Brasília, 29 (segunda-feira) – O Departamento de Estado dos Estados Unidos colocou o Brasil na Lista de Vigilância Nível 2 do relatório anual Trafficking in Persons 2024, divulgado hoje. O documento, utilizado mundialmente para medir o empenho dos governos contra trabalho forçado e exploração sexual, apontou que o país “não apresentou progressos suficientes” neste ano.

De acordo com o relatório, houve queda no número de investigações e processos judiciais relacionados ao tema em 2024. A nova classificação gera atenção especial porque sinaliza que, embora existam leis e programas formais, os resultados práticos ainda não avançam na velocidade esperada pelos avaliadores norte-americanos.

O que muda na prática

A partir da inclusão na Lista de Vigilância Nível 2, o Brasil permanece sujeito a monitoramento adicional do governo dos EUA. Para empresas com operações internacionais, o relatório serve como referência de conformidade trabalhista e pode influenciar requisitos de contratação em cadeias produtivas globais.

Números e pontos destacados

  • Diminuição de vítimas identificadas em relação a anos anteriores;
  • Menos casos levados ao Judiciário em 2024;
  • A criação de novas forças-tarefas regionais foi reconhecida, mas considerada insuficiente.

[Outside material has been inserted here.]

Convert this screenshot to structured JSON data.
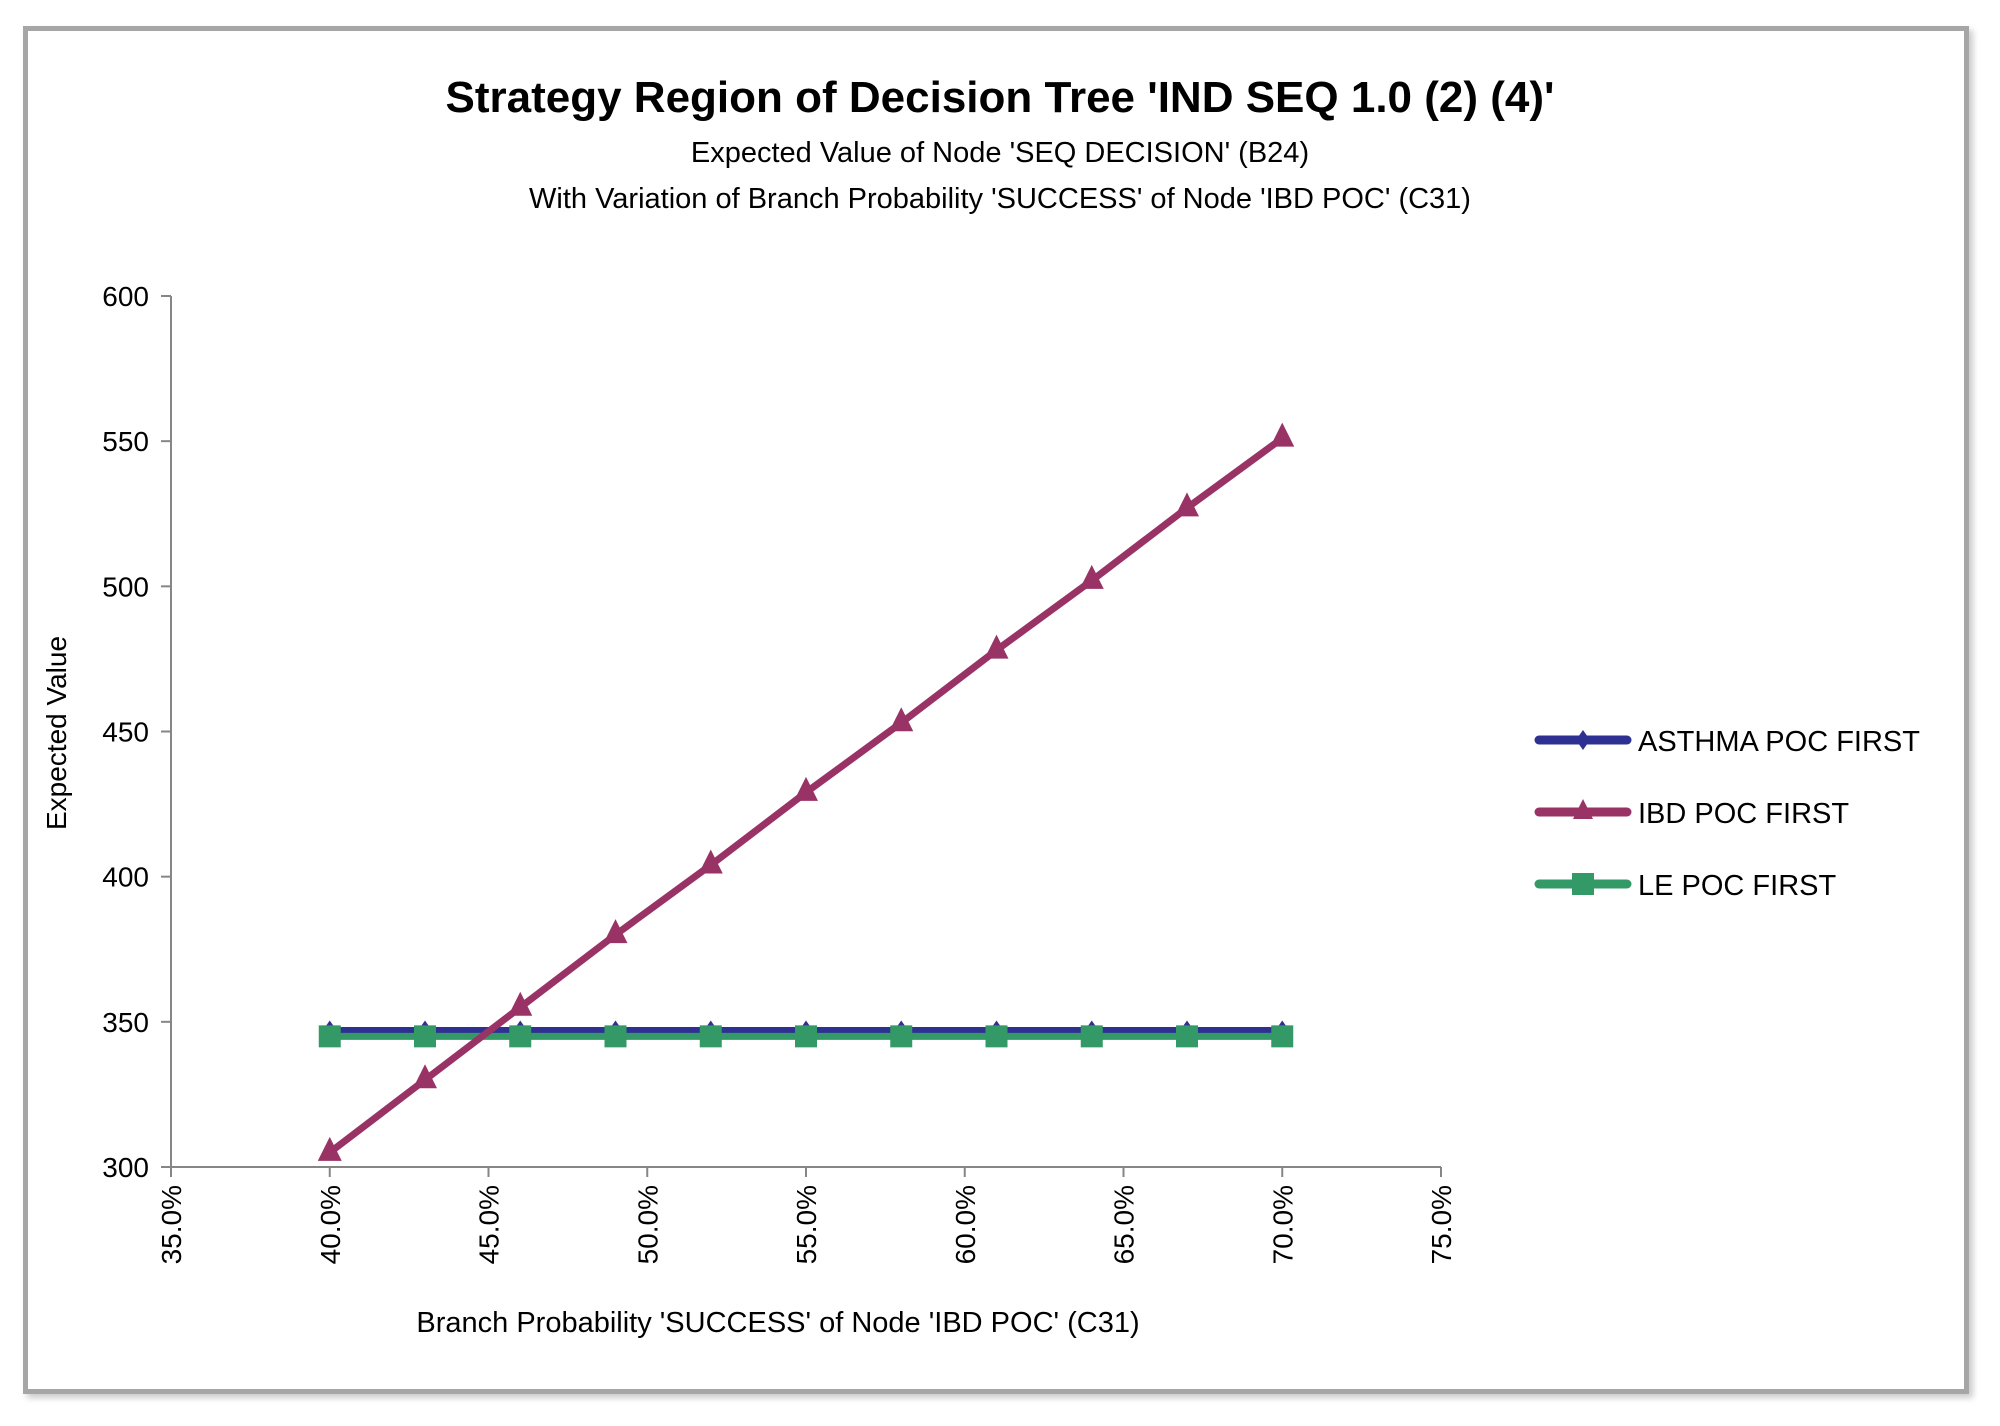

A África do Sul também foi incluída na mesma categoria. O relatório foi entregue ao Congresso norte-americano com quase três meses de atraso, após mudanças internas no Departamento de Estado. Ao comentar o documento na rede social X, o secretário de Estado, Marco Rubio, declarou que o tráfico humano “enriquece organizações criminosas transnacionais e regimes imorais”.

Como referência internacional para práticas ESG e de trabalho digno, o relatório tende a ser monitorado por investidores, empresas exportadoras e profissionais que atuam em auditoria, compliance e responsabilidade social.